Voedingssupplementen niet zonder risico’s
Alleen al in Nederland werd de markt voor voedingssupplementen in 2019 door Neprofarm gewaardeerd op €143 miljoen. In datzelfde jaar ontving het Nederlandse centrum voor geneesmiddelenbewaking Lareb 165 meldingen van bijwerkingen van voedingssupplementen. Nog erger is dat het Nederlandse Intoxicatiecentrum NVIC in 2019 891 gevallen van vergiftiging door het gebruik van voedingssupplementen heeft gemeld. Deze bijwerkingen of vergiftigingen kunnen resulteren in maagklachten, hoofdpijn of duizeligheid, maar ook in ernstiger aandoeningen zoals hartklachten of zelfs hersenbloeding.
Uit de inspectieresultaten van de Nederlandse Voedselveiligheidsinstantie NVWA blijkt dat slechts 45 % van de exploitanten van levensmiddelenbedrijven aan alle geldende voedselveiligheidseisen voldoet. Door het ontbreken van harmonisatie van de regelgeving op dit gebied en de open norm die is vastgelegd in de Algemene Levensmiddelen Verordening (artikel 14 daarvan luidt: ‘Levensmiddelen worden niet in de handel worden gebracht indien zij onveilig zijn’), is het een complexe taak om zorg te dragen voor effectieve handhaving van de voedselveiligheid voor voedingssupplementen.
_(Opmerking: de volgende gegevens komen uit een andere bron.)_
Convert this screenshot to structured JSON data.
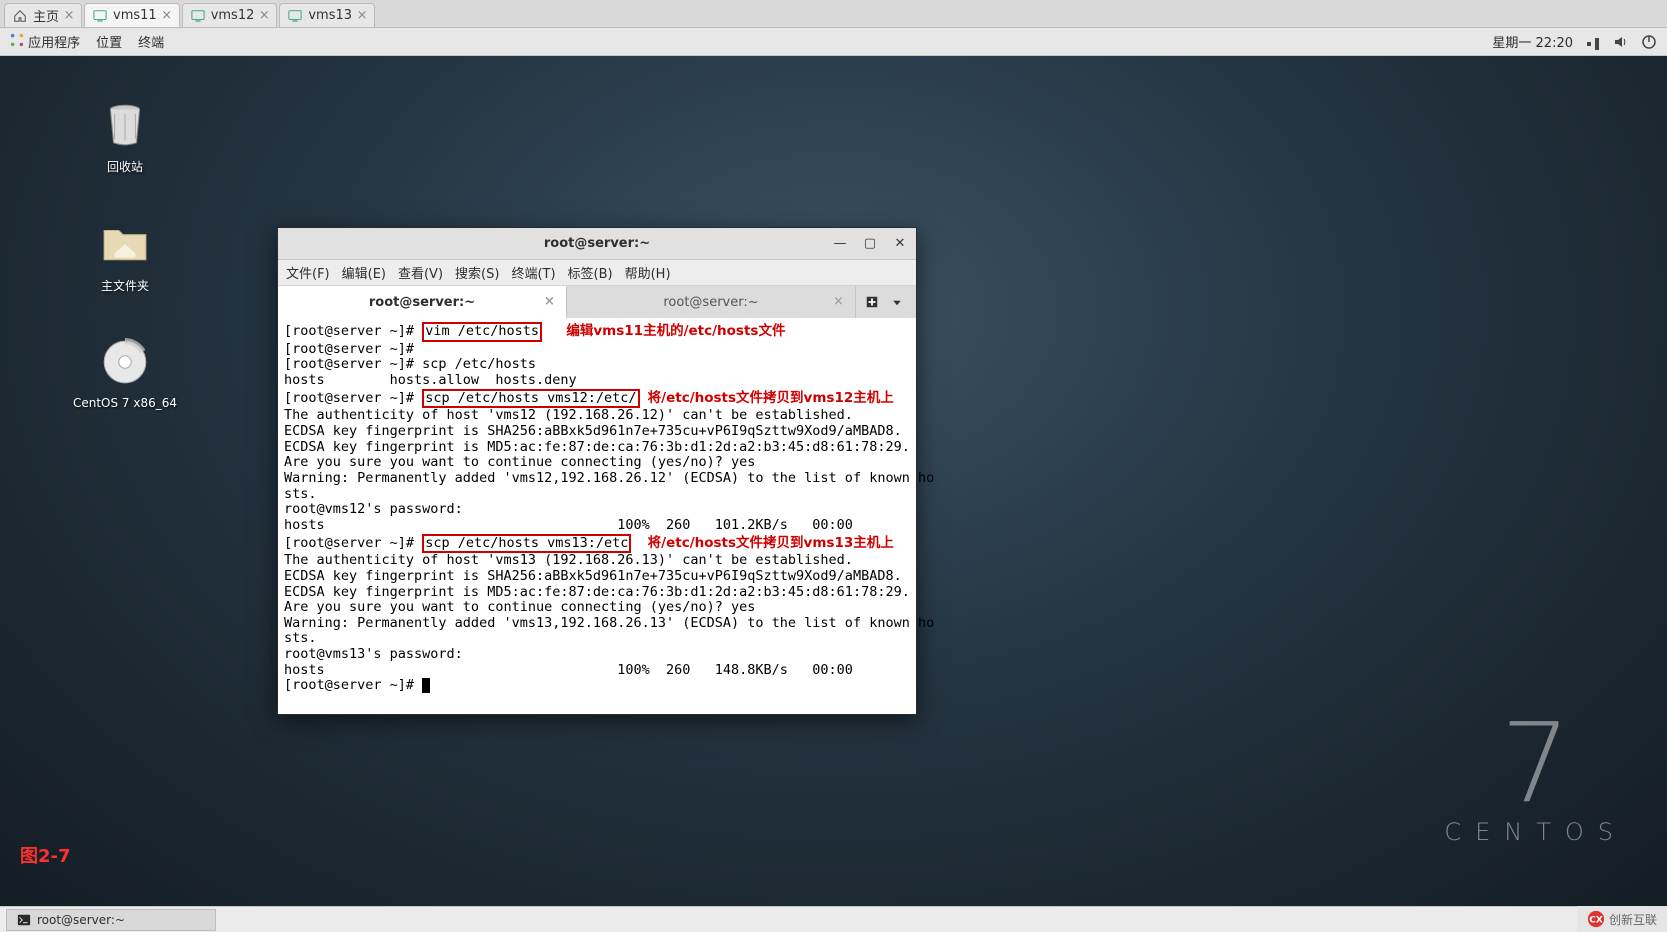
{
  "browser_tabs": [
    {
      "label": "主页",
      "icon": "home"
    },
    {
      "label": "vms11",
      "icon": "vm",
      "active": true
    },
    {
      "label": "vms12",
      "icon": "vm"
    },
    {
      "label": "vms13",
      "icon": "vm"
    }
  ],
  "top_panel": {
    "applications": "应用程序",
    "places": "位置",
    "terminal": "终端",
    "clock": "星期一 22:20"
  },
  "desktop_icons": {
    "trash": "回收站",
    "home": "主文件夹",
    "centos": "CentOS 7 x86_64"
  },
  "centos_watermark": {
    "seven": "7",
    "text": "CENTOS"
  },
  "figure_label": "图2-7",
  "terminal": {
    "title": "root@server:~",
    "menu": {
      "file": "文件(F)",
      "edit": "编辑(E)",
      "view": "查看(V)",
      "search": "搜索(S)",
      "terminal": "终端(T)",
      "tabs": "标签(B)",
      "help": "帮助(H)"
    },
    "tabs": [
      {
        "label": "root@server:~",
        "active": true
      },
      {
        "label": "root@server:~"
      }
    ],
    "prompt": "[root@server ~]#",
    "cmd1": "vim /etc/hosts",
    "anno1": "编辑vms11主机的/etc/hosts文件",
    "line_scp_partial": "[root@server ~]# scp /etc/hosts",
    "line_hosts_variants": "hosts        hosts.allow  hosts.deny",
    "cmd2": "scp /etc/hosts vms12:/etc/",
    "anno2": "将/etc/hosts文件拷贝到vms12主机上",
    "auth12": "The authenticity of host 'vms12 (192.168.26.12)' can't be established.",
    "ecdsa_sha": "ECDSA key fingerprint is SHA256:aBBxk5d961n7e+735cu+vP6I9qSzttw9Xod9/aMBAD8.",
    "ecdsa_md5": "ECDSA key fingerprint is MD5:ac:fe:87:de:ca:76:3b:d1:2d:a2:b3:45:d8:61:78:29.",
    "continue_yes": "Are you sure you want to continue connecting (yes/no)? yes",
    "warn12a": "Warning: Permanently added 'vms12,192.168.26.12' (ECDSA) to the list of known ho",
    "warn_tail": "sts.",
    "pw12": "root@vms12's password:",
    "xfer12": "hosts                                    100%  260   101.2KB/s   00:00",
    "cmd3": "scp /etc/hosts vms13:/etc",
    "anno3": "将/etc/hosts文件拷贝到vms13主机上",
    "auth13": "The authenticity of host 'vms13 (192.168.26.13)' can't be established.",
    "warn13a": "Warning: Permanently added 'vms13,192.168.26.13' (ECDSA) to the list of known ho",
    "pw13": "root@vms13's password:",
    "xfer13": "hosts                                    100%  260   148.8KB/s   00:00",
    "final_prompt": "[root@server ~]# "
  },
  "taskbar": {
    "item": "root@server:~"
  },
  "brand": "创新互联"
}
Nederlandse initiatieven gericht op meer EU-harmonisatie voor voedingssupplementen
In een ideale wereld worden in de hele EU dezelfde stoffen als gevaarlijk gezien. Momenteel loopt er een initiatief om stoffen toe te voegen aan de lijst van onveilige stoffen in het kader van de Richtlijn m.b.t. toevoeging van vitamines en mineralen. Bovendien is in februari 2020 een initiatief gelanceerd door de handhavingsautoriteiten van 18 lidstaten, waaronder die van Nederland, om een gezamenlijke lijst van verboden stoffen voor voedingssupplementen op te stellen.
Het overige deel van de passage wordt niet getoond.